Secondo quanto riportato dal sito F-16.net il governo americano avrebbe approvato la vendita, per un valore di circa 1,95 miliardi di dollari, all’Iraq di un certo numero di armamento a guida laser, missili AIM-9M Sidewinder e altri armamenti di vari genere per essere utilizzati sulla flotta di 36 aerei da combattimento F-16C/D Block 52 Fighting Falcon acquistati nel 2015, dei quali i primi quattro sono stati consegnati a Luglio del 2015.

La “Pentagon’s Defense Security Cooperation Agency“, agenzia americana che sovraintende alle vendite estere ha notificato la possibile vendita di queste armi all’Iraq, le cui forze armate ed aree sono impegnate a riconquistare i territori nazionali attualmente sotto il controllo delle forze dello Stato Islamico.

Il contratto di acquisto include anche il supporto tecnico, la manutenzione e il personale americano che verrà stanziato sulle basi aeree irachene almeno fino al 2020. Anche questo contratto rientra nell’attuale politica degli Stati Uniti di supporto ai paesi partner nell’area del golfo che contribuiscono sia alla lotta contro lo Stato Islamico che alla sicurezza indiretta degli USA. In questo modo l’Iraq avrà armamenti e servizi di manutenzione per poter mantenere attive le capacità operative della propria flotta di Lockheed Martin F-16.
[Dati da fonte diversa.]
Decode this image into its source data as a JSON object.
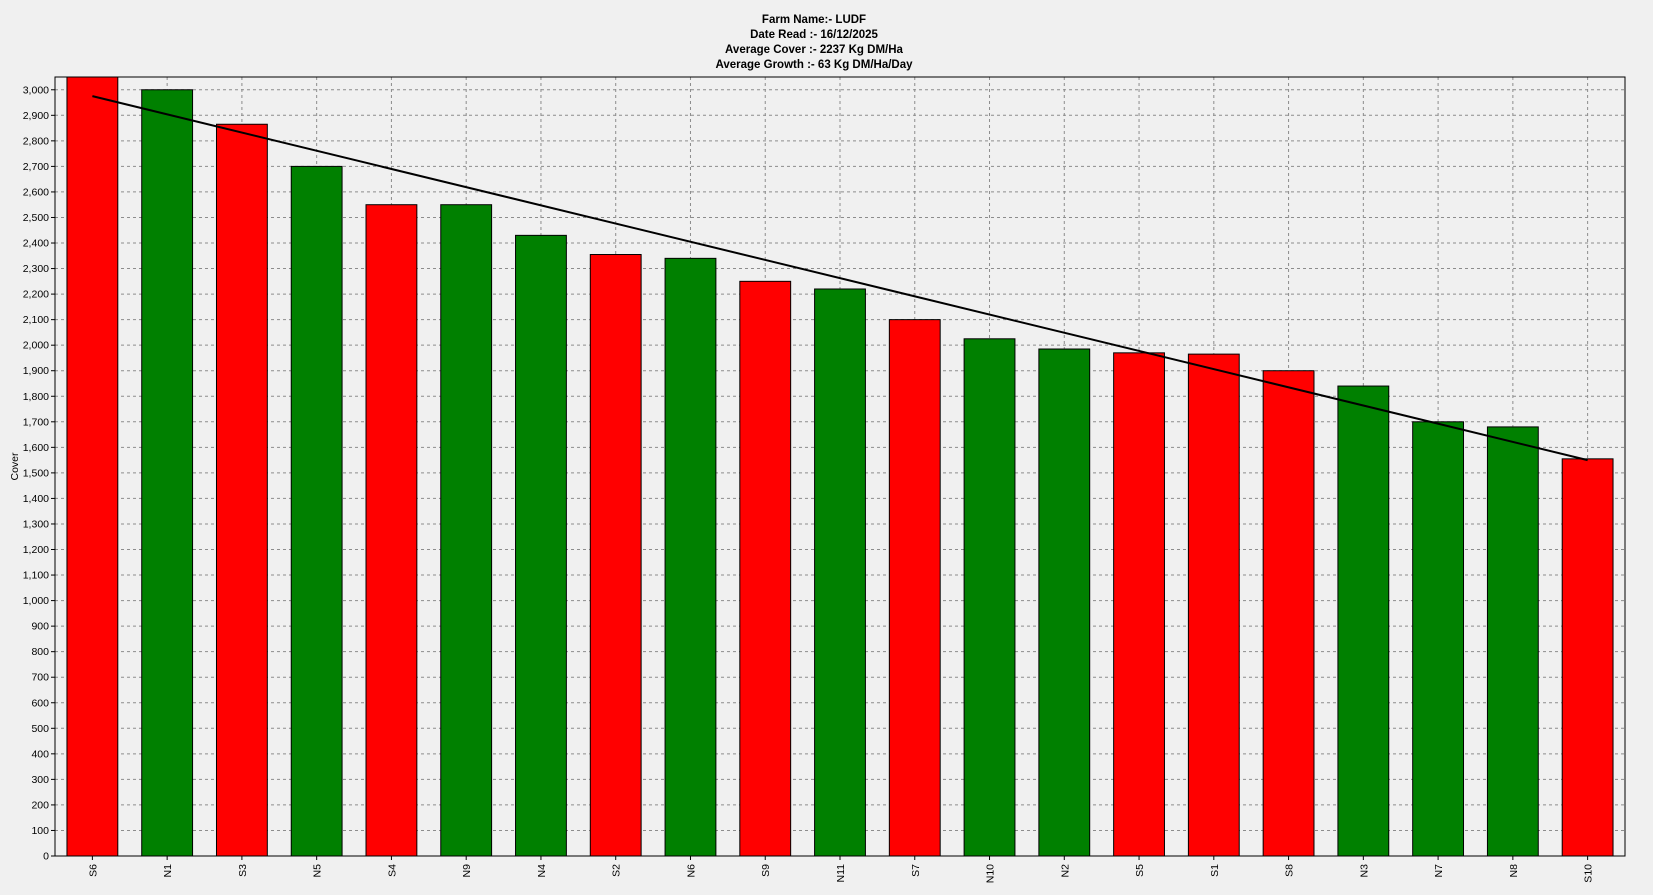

Nel dettaglio l’Iraq ha richiesto 20 JHMCS-Joint Helmet Mounting Cueing Systems, 24 missili AIM-9M Sidewinder della Raytheon, 150 missili AGM-65D Maverick sempre della Raytheon, 14.120 bombe da 500 libre, 2.400 bombe da 2.000 libre, 8.250 Laser Guided Bomb (LGB) Paveway II e 150 150 Paveway III tail kits.